Gabriel Perdiguero, IBERIA: Conversational AI role during COVID-19
Mr. Gabriel Perdiguero is Chief Transformation Officer from Spanish airline, Iberia. Iberia took the transformation approach to utilize data, technology and agile organization to provide value from its innovative approach using this kind of approach. As part of their transformation approach, they have implemented a chatbot to help them respond to customer requests. They have utilized their website, Facebook and Whatsapp as main communication channels for the chatbot. They received on Whatsapp 450 000 messages in March which is an increase of 300% in compare to February 2020. There were 72% successful conversations. On other platform, Facebook and website, they generated 250 000 messages in March which was an increase of 200% in compare to February 2020. The success rate of conversations was 88%. What they were very proud of was that they managed a peak of interactions that was around 15x the expected traffic with a good performance in terms of platform, services and architecture. Their top requests were voucher requests, flight status, manage bookings, requests to talk to agent, suspended flights.

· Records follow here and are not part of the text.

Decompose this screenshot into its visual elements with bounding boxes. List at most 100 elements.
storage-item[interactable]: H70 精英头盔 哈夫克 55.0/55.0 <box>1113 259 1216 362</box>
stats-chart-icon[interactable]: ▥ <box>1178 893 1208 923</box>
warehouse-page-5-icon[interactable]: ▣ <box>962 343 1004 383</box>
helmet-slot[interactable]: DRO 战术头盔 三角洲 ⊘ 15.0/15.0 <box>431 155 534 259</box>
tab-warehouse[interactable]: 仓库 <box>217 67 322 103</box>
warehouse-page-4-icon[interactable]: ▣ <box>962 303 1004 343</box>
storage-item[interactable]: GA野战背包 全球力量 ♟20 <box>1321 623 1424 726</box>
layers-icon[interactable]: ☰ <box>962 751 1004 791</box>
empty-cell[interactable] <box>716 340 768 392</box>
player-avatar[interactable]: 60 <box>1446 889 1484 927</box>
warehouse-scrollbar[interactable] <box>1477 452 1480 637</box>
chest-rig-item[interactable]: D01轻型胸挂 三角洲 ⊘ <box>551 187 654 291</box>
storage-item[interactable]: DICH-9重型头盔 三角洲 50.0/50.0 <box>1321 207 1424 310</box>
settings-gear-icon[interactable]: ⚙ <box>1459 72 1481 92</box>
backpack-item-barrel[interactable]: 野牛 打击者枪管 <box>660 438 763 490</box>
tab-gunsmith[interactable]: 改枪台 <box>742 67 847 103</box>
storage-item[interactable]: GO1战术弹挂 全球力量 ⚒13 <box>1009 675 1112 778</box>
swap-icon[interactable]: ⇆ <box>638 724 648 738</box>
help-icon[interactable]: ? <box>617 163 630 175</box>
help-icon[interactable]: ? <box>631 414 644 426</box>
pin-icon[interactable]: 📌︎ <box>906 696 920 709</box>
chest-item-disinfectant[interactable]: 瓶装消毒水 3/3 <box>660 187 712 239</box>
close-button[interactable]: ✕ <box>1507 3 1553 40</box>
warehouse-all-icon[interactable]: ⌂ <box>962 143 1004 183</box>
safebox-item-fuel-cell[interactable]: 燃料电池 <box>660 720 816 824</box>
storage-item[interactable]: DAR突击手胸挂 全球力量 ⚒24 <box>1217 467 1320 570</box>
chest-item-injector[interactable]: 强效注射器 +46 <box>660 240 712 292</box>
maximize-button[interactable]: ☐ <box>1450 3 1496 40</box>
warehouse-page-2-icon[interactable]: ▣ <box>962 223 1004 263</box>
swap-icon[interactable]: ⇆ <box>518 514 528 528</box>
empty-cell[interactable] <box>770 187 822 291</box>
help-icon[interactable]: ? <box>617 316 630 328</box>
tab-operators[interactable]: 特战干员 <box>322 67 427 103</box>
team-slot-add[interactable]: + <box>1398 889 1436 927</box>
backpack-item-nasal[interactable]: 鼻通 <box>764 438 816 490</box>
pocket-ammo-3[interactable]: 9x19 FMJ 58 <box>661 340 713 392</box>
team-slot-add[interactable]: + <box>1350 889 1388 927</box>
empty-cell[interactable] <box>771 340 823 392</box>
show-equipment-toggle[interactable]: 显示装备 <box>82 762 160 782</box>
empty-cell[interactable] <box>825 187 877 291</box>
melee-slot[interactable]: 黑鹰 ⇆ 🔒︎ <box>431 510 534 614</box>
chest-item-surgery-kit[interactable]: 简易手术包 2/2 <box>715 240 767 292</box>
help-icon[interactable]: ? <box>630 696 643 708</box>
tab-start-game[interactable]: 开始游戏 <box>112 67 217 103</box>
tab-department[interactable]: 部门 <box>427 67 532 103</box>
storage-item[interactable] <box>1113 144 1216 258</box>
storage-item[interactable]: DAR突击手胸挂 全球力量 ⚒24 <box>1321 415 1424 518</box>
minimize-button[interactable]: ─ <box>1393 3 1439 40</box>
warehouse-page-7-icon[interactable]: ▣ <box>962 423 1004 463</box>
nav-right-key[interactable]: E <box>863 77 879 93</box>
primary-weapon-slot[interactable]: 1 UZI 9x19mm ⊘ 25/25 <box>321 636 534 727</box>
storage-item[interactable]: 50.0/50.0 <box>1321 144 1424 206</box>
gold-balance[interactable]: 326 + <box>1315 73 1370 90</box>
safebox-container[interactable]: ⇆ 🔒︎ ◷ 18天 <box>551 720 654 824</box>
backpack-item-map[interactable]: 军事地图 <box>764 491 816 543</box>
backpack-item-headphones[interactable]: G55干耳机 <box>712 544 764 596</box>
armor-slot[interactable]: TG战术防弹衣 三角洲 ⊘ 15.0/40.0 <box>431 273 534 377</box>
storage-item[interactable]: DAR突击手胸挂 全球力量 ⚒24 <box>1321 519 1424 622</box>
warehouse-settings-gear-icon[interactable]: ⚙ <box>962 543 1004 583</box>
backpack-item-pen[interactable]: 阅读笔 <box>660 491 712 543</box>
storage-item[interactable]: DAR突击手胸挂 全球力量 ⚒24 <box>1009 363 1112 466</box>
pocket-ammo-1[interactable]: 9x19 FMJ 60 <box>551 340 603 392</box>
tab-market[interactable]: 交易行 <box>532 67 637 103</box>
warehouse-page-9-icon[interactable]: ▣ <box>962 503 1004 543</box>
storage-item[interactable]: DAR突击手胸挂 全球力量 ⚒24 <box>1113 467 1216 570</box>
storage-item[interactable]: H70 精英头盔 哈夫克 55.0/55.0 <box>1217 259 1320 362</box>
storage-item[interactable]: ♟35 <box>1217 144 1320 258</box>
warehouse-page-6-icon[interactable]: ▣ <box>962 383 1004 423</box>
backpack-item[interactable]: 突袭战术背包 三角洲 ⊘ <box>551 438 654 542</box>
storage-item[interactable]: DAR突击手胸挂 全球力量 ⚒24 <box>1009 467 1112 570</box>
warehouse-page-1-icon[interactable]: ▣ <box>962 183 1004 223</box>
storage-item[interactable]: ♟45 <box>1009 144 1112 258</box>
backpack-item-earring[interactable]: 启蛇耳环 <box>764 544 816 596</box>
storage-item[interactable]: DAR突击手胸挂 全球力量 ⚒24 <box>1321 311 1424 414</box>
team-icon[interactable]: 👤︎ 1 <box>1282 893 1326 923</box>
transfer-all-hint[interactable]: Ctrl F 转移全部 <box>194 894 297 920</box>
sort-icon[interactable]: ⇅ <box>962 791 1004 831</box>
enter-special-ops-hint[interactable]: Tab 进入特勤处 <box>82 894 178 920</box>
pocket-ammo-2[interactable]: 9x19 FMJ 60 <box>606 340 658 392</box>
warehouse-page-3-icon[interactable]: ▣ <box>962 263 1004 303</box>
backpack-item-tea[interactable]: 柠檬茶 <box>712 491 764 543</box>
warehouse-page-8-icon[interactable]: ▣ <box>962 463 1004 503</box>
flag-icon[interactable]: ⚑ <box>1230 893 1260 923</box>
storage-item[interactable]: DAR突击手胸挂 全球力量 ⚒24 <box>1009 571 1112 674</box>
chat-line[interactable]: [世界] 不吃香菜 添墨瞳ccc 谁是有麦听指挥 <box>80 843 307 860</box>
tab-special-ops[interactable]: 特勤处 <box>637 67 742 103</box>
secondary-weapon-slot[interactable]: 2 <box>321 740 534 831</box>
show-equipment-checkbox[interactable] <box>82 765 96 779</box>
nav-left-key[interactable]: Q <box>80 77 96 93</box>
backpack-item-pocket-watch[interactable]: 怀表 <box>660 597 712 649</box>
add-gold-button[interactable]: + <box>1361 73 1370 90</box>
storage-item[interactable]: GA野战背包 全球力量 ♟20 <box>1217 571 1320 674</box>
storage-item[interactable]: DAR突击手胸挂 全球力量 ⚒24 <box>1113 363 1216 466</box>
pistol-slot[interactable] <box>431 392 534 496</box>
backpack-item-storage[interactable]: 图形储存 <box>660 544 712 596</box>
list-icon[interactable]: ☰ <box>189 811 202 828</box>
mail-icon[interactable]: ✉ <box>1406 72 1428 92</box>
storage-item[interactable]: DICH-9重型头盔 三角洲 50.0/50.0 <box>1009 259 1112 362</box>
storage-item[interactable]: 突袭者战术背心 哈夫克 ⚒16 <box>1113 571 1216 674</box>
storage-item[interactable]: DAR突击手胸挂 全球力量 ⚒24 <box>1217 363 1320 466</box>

Meltem Uysaler, IATA: From Customer Service to Customer Impact
Miss Meltem Uysaler who is a a director at Customer Service Center at IATA elaborated that every customer interaction is an opportunity. She said that customer data leads to customer insight and finally to customer impact. Basically customer data reflect customer needs, preferences, problem areas, behaviors and expectations etc. Miss Uysaler shared key learnings from IATA’s experience with customer service from COVID-19 crisis: build your CX (Customer Experience) vision, develop your CX framework, implement the right measurable framework, link your KPIs to customer impact and finally foster a customer-centric culture.
Alexander Csidei, KLM: The Power of Technology in Customer Service during COVID-19
Mr. Csidei is Social Mediahub Manager, KLM who had started his career as a flight attendant 24 years ago in KLM and then joined afterwards the commercial department. KLM Social Media team was founded after a crisis that happened 10 years ago in April 2010 with the Eyjafjallajökull volcanic eruption in Iceland where they utilized Facebook and other social media to respond to passengers requests. KLM social team currently handles over 35.000 requests per week with 24/7 service. To handle these many requests, KLM created an AI that responds to most common requests and saves time for its staff for more serious requests. However, COVID-19 brought them 10x bigger volume of requests and due to lockdown around the world, the occupancy of their customer service was lower. To combat the issue, KLM made adjustments in queue and priority setting with more serious cases solved by experts and easier cases by volunteers who assisted the team. Mr. Csidei also mentioned that they released a “Corona bot”, AI bot that handles the easier requests and it helped them answer 10% of total requests automatically.
The event was concluded by a panel of all guests and Mr. Goudarzi announced the third episode which will have the topic of plan recovery.